Highlights & Insights

  • Highly rigorous experimental design: double-blind, randomized assignment, pre- and post-test comparisons, and cross-task validation. This represents a gold-standard experimental setup in HCI and AI Safety.
  • The most striking finding is that "recognizing bias does not grant immunity to its influence"—which upends the "cognitive inoculation" assumption in communication research. This implies that simply warning users about AI bias may not suffice.
  • In terms of persuasion analysis, biased LLMs do not employ different persuasive techniques, but rather utilize different framing dimensions—the conservative-biased LLM emphasizes a "safety/defense" frame, while the liberal-biased LLM emphasizes a "fairness/economy" frame. This aligns with the mechanics of traditional media bias, suggesting that LLM bias might require analogous mitigation strategies.

Limitations & Future Work

  • The study only utilizes GPT-3.5-turbo, leaving it unclear whether the findings generalize to other LLMs.
  • Only immediate effects were measured, and the long-term impact remains unknown—does the bias effect fade after the interaction ends?
  • Participants were limited to U.S. citizens; the idiosyncrasies of the U.S. two-party system restrict the cross-cultural generalizability of the findings.
  • Future research could investigate: the dose-response relationship of different levels of bias on influence; and the impact in real-world scenarios (such as pre-election information searches).
  • vs. Fox News Influence Studies: While Fox News shifted 3-8% of viewers' votes, the bias influence of LLMs in this study was more direct and salient—potentially due to the conversational nature and perceived "objectivity" of the LLM.
  • vs. Jakesch et al. (2023): Prior studies examining the effects of autocomplete suggestions yielded mixed findings; this work employs a free-dialogue paradigm to obtain more definitive conclusions.
  • vs.
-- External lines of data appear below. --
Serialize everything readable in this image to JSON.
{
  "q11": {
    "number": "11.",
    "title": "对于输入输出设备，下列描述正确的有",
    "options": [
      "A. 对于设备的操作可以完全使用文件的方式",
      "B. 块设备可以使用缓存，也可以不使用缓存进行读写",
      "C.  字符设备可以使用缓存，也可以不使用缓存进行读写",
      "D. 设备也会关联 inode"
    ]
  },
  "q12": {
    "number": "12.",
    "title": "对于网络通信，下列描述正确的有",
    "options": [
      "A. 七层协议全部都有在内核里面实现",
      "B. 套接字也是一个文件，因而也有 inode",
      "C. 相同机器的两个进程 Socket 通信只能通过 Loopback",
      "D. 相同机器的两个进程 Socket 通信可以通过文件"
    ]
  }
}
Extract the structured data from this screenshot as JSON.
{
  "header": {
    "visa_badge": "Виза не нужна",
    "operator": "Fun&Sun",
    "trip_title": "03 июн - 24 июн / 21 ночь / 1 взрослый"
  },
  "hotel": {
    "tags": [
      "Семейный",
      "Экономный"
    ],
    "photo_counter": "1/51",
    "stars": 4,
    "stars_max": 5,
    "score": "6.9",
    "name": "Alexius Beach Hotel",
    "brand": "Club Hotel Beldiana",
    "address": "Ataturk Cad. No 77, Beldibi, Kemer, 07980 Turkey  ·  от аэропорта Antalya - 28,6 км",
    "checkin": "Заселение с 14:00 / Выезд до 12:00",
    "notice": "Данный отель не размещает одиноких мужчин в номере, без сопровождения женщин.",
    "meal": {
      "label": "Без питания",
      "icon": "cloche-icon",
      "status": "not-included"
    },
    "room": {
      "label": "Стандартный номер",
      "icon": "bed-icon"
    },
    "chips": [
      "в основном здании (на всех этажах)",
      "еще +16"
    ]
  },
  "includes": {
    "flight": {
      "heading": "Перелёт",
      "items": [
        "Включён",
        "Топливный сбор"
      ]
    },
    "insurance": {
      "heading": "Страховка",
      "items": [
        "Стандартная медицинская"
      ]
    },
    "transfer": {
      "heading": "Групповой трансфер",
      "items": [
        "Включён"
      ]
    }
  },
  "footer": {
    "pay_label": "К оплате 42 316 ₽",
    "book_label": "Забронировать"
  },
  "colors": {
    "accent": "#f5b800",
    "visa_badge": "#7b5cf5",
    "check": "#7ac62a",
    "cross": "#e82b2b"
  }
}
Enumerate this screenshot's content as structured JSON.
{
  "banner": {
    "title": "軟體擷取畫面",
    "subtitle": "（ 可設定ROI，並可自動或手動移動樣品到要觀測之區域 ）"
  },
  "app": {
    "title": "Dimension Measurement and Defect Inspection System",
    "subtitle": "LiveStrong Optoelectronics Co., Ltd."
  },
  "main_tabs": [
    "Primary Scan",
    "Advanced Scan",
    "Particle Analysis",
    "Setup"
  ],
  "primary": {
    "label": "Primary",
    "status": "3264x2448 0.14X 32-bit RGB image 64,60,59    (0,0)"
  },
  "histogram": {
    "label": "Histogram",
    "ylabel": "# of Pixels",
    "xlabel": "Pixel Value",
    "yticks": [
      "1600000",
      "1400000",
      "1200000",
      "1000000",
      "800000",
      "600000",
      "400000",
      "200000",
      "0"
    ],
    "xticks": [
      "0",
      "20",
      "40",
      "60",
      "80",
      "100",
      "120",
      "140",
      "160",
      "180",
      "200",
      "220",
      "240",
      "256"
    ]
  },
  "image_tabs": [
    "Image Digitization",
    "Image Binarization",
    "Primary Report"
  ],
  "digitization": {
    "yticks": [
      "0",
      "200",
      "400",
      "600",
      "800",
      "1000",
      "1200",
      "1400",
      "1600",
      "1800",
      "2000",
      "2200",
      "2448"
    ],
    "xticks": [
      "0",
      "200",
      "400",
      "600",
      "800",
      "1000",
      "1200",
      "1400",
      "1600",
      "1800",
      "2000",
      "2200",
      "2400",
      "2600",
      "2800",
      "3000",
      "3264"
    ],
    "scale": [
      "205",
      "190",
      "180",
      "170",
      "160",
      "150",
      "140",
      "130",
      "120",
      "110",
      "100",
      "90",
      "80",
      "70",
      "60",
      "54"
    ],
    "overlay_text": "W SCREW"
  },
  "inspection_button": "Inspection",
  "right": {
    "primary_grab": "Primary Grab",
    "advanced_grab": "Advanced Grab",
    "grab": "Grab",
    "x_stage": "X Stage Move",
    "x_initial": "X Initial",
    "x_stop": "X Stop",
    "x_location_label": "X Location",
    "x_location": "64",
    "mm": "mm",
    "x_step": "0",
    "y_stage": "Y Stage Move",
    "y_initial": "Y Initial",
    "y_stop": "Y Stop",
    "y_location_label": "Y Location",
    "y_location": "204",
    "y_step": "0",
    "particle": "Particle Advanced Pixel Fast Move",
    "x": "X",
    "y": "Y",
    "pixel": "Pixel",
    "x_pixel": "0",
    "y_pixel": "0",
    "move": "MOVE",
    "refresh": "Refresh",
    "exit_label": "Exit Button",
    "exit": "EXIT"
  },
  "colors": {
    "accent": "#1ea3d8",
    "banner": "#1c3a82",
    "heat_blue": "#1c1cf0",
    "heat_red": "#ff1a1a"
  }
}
Static Bias Detection Work: This study advances the field from "detecting the existence of bias" to "whether bias actually influences humans," completing a critical link in the causal chain.

Rating

  • Novelty: ⭐⭐⭐⭐⭐ The first experimental study to directly quantify the influence of biased LLMs on political decision-making.
  • Experimental Thoroughness: ⭐⭐⭐⭐⭐ Exceptionally rigorous, including dual tasks, pre- and post-tests, multidimensional analysis, and persuasion-tactic profiling.
  • Writing Quality: ⭐⭐⭐⭐⭐ Clear structure and compelling conclusions.
  • Value: ⭐⭐⭐⭐⭐ Carries direct significance for AI policy formulation and societal impact assessments.